Errori più comuni nell’acquisto di immobili all’asta

La questione più importante è capire se conviene comprare nelle aste giudiziarie (in particolare nelle aste immobiliari). Per scongiurare gli errori più comuni, consiglio di porsi le seguenti domande, prima di procedere alla partecipazione. Questo è molto importante per evitare di vanificare il proprio investimento e di ritrovarsi, magari, con due mutui da pagare invece che uno. Oppure, se l’intento è quello di rivendere l’immobile o affittarlo, con valutazioni sbagliate si rischia di avere spese troppo alte, che di fatto annullano i profitti.

  • Possiedo le competenze giuste per affrontare l’asta da solo, o è meglio farsi aiutare da un esperto del settore?
  • Ho valutato correttamente il prezzo, in relazione all’immobile messo all’asta?
  • Ho visionato e ispezionato con cura l’immobile, dal momento che è un mio diritto?
  • Se ho aperto un mutuo, ho considerato eventuali costi accessori (ristrutturazione, tasse…)?
  • La zona dove è situato l’immobile è ideale per le mie esigenze, o per le esigenze di eventuali acquirenti?
  • Ho fatto ricerche per capire l’andamento del mercato immobiliare nella zona?
  • Mi sono assicurato che l’immobile sia costruito nel pieno rispetto delle norme edilizie?
  • Ho controllato se l’immobile fa parte di un lotto indivisibile con altri proprietari di mezzo?

FAQ:

Quali sono gli errori più comuni in un'asta giudiziaria?

Bisogna valutare se si hanno le competenze giuste per partecipare ad un’asta, altrimenti meglio farsi aiutare da un esperto del settore. Inoltre è un tuo diritto (e dovere) valutare il prezzo, ispezionare l’immobile di persona, controllare che sia tutto in regola e capire se necessita di eventuali spese aggiuntive (come quelle di ristrutturazione).

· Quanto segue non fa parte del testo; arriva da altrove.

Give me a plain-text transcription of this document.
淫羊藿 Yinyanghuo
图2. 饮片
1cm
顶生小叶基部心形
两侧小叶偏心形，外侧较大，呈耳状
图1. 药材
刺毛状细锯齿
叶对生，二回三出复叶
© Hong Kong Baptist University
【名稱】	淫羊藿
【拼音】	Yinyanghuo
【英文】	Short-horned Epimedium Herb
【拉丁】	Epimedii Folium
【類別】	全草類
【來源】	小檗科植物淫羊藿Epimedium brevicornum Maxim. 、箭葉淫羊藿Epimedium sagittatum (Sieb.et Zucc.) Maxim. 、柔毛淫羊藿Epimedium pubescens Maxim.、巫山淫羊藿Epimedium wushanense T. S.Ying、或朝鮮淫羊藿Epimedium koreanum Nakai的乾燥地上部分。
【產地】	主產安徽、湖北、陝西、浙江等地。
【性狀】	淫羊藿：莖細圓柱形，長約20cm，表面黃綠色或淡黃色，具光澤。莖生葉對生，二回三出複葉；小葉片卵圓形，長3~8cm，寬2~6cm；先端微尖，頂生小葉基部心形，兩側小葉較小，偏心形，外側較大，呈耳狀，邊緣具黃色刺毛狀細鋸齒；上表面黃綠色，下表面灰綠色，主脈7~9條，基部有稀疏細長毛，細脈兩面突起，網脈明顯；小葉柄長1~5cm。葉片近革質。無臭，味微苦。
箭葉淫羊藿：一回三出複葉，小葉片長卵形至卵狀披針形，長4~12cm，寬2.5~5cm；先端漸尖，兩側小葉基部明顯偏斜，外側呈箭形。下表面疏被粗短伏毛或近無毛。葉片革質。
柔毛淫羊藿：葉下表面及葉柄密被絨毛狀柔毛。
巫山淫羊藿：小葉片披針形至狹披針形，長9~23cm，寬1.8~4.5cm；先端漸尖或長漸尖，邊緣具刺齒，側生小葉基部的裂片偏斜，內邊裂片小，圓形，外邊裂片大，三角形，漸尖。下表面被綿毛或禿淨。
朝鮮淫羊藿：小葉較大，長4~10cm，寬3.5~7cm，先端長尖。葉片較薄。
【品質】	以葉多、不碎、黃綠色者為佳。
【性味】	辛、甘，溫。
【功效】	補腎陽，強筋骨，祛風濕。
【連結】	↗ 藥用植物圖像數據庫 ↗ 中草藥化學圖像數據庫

Dove trovo gli annunci delle aste giudiziarie?

Tutti gli annunci vengono pubblicati sulla pagina dedicata del Ministero della Giustizia, ma ci sono anche molti altri portali autorizzati alla divulgazione delle informazioni in merito alle aste giudiziarie.

Quali sono i principali tipi d'asta?

Senza incanto: l’offerta va presentata in busta chiusa e l’importo offerto deve essere uguale o superiore alla base d’asta. Nel caso di una sola proposta, l’interessato è obbligato ad acquistare l’immobile al prezzo offerto, o perderà la cauzione del 10%.

Con incanto: si tratta di una gara tra offerenti che parte con base l’offerta più alta ricevuta. Nei successivi 10 giorni è possibile ricevere altre proposte, almeno un quinto superiori a quella vincitrice.